Ben her ne kadar Çitayı Ceylana yaklaştırmaya çalıştımsa da, Çıta asla yerinden hareket etmedi, ama Ceylan ne zaman yerinden uzaklaşsa (duvarın yanından), Çıta onu takip etti, Ceylan duvara sığınır sığınmaz, Çıta kenarda durup bekledi, bir anda Ceylan’ın orada bulunan bir boşluktan geçip aniden yok olduğunu fark ettim hemen olduğu yere giderek duvarın öbür tarafında bulunanlara “Buradan girmiş olan Ceylan nerede?” diye sordum. “Biz hiç Ceylan görmedik” dediler.

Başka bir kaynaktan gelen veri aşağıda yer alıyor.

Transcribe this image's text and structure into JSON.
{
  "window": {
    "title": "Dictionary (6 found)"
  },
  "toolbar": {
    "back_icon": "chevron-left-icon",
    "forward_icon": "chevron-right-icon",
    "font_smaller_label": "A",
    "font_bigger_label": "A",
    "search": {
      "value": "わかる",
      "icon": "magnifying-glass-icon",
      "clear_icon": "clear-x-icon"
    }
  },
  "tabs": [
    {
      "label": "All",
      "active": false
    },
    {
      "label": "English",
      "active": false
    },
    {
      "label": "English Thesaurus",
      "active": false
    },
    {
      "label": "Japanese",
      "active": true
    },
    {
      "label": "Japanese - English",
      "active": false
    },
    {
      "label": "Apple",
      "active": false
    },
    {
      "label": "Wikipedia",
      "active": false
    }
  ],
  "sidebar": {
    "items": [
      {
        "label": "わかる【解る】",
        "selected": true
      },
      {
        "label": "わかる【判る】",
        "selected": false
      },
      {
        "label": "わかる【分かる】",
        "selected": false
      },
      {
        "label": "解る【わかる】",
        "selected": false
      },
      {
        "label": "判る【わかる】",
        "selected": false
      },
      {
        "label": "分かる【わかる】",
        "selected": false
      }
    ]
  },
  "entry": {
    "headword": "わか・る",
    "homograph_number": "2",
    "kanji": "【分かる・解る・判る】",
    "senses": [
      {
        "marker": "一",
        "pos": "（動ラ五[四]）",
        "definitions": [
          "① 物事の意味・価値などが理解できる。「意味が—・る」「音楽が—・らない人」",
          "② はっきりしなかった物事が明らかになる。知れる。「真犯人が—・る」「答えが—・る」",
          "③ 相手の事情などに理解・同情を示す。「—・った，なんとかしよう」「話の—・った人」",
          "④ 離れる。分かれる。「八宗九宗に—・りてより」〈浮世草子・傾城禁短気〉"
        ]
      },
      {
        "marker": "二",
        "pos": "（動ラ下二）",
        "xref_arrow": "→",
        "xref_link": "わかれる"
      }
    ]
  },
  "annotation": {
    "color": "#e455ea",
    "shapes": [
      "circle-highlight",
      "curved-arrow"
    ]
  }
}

O sırada Ceylanın geldiği yere geldim ve Ceylanın atıklarını gördüm ama kendisini görmedim. Bu olayı gördükten sonra kendi kendime Allah ile bir anlaşma yaptım ve dedim ki, artık bu andan itibaren İmamın ziyaretine gelenler benim güvencem ve koruma altımda olacaklar onlara iyilikten başka bir şey yapmayacağım. O andan itibaren, benimde ne zaman hayatımda sorunlar olsa, Meşhed’e sığınır, onu ziyaret eder ve Allah’tan orada mükemmellik isterdim ve Allah da ihtiyacımı karşılardı. Artık bende İmamın ziyaretine gidip müminlerden olmaya karar vermiştim yıllardır çocuğum olmuyordu, bir gün ziyaret esnasından imamın mezarı başında Allahtan bana bir erkek evlat vermesini istedim. Allah duamı kabul etti ve bana bir oğul verdi ama ne yazık ki, o küçük çocuk ergenliğe ulaştığında öldürüldü ben ise hemen imamın ziyareti için Meşhed’e geri döndüm ve Allah’tan bana bir evlat daha vermesini istedim, Allah bu hacetimi de kabul ederek bana bir evlat daha verdi. O aşamadan sonra ben şunu anladım ki, imaların ziyaretine gidip canı gönülden yalvararak ve içtenlikle Allah’tan ne istersek kesinlikle verecektir önemli olan bizlerin istemeği bilmemizdir.